Manifestement tout s’est bien déroulé. J’ai donc exécuté un script de test de cette application : catastrophe ! En lisant les messages d’erreur, je constate beaucoup de ‘login failed’ ‘permission denied’ et fais immédiatement le lien avec le LDAP.
Tous nos utilisateurs sont dans un LDAP Apache qui, pour chacun, précise le nom de la machine à laquelle il a le droit de se connecter et ses droits. Le problème se situé ici. A l’aide de plusieurs commandes LDAP (chgroup -R LDAP xxxx), j’ai réussi à changer les attributs de plusieurs utilisateurs techniques qui servent à cette application. J’ai relancé le script de test et celui-ci s’est bien déroulé : j’ai décidé de démarrer l’application complètement avec un œil attentif sur les logs et tout s’est passé normalement.

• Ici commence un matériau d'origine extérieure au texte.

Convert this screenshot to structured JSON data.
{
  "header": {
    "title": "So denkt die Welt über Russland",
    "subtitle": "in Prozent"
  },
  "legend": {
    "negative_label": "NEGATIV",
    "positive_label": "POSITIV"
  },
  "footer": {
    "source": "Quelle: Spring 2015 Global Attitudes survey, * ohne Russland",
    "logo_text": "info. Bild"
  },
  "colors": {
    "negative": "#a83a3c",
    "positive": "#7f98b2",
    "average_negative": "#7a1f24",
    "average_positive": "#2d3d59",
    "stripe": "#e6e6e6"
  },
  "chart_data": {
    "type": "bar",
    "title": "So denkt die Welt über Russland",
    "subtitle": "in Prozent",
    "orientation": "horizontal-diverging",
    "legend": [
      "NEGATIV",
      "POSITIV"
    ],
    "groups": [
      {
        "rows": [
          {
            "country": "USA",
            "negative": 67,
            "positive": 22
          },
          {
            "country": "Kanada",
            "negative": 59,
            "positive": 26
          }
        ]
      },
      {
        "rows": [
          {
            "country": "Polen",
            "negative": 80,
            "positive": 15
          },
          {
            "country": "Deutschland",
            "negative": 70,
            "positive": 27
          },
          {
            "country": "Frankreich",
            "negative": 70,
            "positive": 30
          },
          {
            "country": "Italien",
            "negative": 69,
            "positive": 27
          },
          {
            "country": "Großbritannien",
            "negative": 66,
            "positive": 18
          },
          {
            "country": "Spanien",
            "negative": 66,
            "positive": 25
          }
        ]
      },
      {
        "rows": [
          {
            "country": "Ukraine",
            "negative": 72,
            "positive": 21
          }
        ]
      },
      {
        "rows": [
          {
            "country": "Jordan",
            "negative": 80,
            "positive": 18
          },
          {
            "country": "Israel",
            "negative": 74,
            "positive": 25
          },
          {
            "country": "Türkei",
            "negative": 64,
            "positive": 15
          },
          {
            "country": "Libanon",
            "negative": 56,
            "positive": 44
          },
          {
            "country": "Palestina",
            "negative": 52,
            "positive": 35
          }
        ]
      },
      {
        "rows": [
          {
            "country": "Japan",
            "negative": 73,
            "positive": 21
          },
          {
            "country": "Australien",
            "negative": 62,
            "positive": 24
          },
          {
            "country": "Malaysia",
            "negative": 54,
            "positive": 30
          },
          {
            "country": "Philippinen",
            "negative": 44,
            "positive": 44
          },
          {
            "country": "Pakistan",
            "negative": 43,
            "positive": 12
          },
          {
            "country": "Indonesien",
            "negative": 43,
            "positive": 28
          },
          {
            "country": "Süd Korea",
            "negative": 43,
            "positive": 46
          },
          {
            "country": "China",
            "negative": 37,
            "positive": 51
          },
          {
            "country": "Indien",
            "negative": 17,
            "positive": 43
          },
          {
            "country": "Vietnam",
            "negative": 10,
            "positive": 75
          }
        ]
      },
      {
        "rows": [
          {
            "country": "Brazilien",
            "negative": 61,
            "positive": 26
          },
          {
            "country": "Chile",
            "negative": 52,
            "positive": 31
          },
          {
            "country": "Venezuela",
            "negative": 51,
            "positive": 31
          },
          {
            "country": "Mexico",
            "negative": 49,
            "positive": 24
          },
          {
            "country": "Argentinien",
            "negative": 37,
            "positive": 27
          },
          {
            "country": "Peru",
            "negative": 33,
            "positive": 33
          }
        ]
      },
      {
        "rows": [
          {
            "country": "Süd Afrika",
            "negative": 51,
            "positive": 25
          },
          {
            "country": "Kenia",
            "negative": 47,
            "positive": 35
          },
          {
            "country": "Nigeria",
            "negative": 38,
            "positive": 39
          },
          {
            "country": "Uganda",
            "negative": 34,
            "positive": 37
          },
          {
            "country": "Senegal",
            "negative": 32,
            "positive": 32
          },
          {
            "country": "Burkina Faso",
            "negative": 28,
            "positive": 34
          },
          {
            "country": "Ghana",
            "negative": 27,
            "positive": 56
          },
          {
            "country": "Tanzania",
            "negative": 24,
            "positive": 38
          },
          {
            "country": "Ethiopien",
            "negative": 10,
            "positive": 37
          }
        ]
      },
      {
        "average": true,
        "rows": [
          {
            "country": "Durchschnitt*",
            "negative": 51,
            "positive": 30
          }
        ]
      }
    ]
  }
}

Après plus d’une heure à tout vérifier, redémarrer l’application, lancer les scripts de test, j’ai contacté les quelques utilisateurs clefs qui étaient censés faire la recette du bon fonctionnement de l’application ce dimanche. A cet instant je me suis dis que la balle n’était plus dans mon camp et que je pouvais prendre le temps de me relaxer quelques minutes…! Malheureusement les utilisateurs clefs m’ont rapidement appelé pour m’informé qu’aucune donnée de leur application n’était visible, en somme qu’elles avaient disparu !!!
Une heure m’a été nécessaire pour faire un diagnostic pertinent. En réalité les données étaient disponible sur la machine : je n’avais aucun doute là-dessus mais je ne comprenais pas comment elles n’étaient pas visibles par les utilisateurs. Après avoir discuté avec eux, j’ai réalisé qu’ils utilisaient une page web pour recourir à l’application : après avoir fait l’inventaire de l’ex machine, je n’ai pas vu de serveur web et, pour cause, tous nos serveurs web sont hébergés sur la même machine mutualisée.
J’ai donc compris que les données de l’application étaient systématiquement exportées vers ces serveurs web mutualisés pour que les utilisateurs puissent y accédé (en utilisant /etc/exports). Aussi j’ai récupéré le fichier export de l’ex machine et l’ai implémenté sur la nouvelle machine en respectant l’existant. Cela a résolu le problème et la recette a été validée.
Conclusion :
Avec une préparation plus longue j’aurais pu identifier cet export de données et éviter une pression inutile. Cependant, d’après mon expérience il est quasiment impossible de « couvrir tous les angles » lors d’une opération complexe comme celle-ci. Même si le terme – improvisation – va à l’encontre de la tâche de l’ingénieur, dans les faits, c’est un phénomène régulier. Il est impossible de penser à tout, même si on y passe un temps infini.